A last-ditch attempt to overthrow the Japanese government at the end of World War II was a bloody embarrassment
Open Road Media sponsored this post.
By August 1945 more than two million Japanese soldiers, sailors and aviators had died in eight years of war stretching from China and Southeast Asia to halfway across the Pacific.
More than a half-million civilians died in the U.S. bombings of Japanese cities. The World War II-era Imperial Japanese Navy had been smashed, and the home islands were exposed to an imminent Allied invasion.
Even after all that death, loss and destruction, a group of high-ranking military officers planned to unleash fratricidal bloodshed to prevent an unconditional surrender.
This is the context of William Craig’s 1967 history The Fall of Japan, now available as an e-book through Open Road Media. Craig’s narrative weaves together the atomic bombings of Hiroshima and Nagasaki, U.S. advisers in China fighting Japan while warily eyeing Maoist forces, and the infighting within Japan’s leadership during the empire’s final days.

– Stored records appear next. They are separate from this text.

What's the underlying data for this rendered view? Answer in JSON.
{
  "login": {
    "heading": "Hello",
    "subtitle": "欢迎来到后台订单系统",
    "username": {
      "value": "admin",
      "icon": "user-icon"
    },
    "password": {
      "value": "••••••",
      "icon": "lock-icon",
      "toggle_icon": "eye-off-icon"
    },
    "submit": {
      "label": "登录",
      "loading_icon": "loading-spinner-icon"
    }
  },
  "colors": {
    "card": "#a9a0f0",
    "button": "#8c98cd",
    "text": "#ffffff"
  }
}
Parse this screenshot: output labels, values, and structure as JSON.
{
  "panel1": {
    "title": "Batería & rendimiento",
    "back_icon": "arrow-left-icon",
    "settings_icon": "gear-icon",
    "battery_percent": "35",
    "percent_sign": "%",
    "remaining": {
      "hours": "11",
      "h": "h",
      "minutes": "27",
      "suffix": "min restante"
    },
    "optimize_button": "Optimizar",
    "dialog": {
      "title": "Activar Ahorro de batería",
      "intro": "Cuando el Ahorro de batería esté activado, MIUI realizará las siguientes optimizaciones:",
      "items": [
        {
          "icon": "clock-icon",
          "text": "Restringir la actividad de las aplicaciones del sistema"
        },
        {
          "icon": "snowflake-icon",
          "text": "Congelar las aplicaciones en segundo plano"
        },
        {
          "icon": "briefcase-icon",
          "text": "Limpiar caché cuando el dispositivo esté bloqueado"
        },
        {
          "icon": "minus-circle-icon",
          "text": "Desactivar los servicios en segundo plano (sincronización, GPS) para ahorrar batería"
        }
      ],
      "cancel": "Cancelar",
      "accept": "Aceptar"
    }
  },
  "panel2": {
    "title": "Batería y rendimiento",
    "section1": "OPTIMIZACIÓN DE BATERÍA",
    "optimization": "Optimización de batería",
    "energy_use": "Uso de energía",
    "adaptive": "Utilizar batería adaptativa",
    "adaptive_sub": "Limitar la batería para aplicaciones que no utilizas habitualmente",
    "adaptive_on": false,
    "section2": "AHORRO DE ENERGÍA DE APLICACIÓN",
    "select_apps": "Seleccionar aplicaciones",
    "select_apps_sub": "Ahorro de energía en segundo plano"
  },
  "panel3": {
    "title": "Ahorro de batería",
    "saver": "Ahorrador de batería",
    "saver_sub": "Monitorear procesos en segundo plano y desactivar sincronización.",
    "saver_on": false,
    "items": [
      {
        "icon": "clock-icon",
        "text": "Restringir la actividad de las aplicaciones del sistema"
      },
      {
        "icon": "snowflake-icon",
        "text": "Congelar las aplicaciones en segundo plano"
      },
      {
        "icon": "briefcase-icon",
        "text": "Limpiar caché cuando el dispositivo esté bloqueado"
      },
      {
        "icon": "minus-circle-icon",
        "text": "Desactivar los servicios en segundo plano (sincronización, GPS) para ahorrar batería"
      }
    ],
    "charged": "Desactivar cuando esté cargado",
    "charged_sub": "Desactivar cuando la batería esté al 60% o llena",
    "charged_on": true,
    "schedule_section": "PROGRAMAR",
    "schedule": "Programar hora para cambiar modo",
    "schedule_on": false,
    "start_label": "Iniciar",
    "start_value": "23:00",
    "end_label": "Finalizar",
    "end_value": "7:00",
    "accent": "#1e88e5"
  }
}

The Fall of Japan’s strongest suit is the latter. One of the most interesting personalities is 57-year-old Gen. Korechika Anami, Tokyo’s war minister and a firm opponent of surrender. In August 1945, Anami had only held the post since April, long past time that Japan could have realistically staved off an Allied victory.
Given his position, however, Anami was well aware of the role Japan’s military establishment played in political decisions. Nine years earlier, he cautiously avoided picking sides during the February 26 Incident — an attempted military coup in 1936 when hardline officers targeted elected politicians for assassination.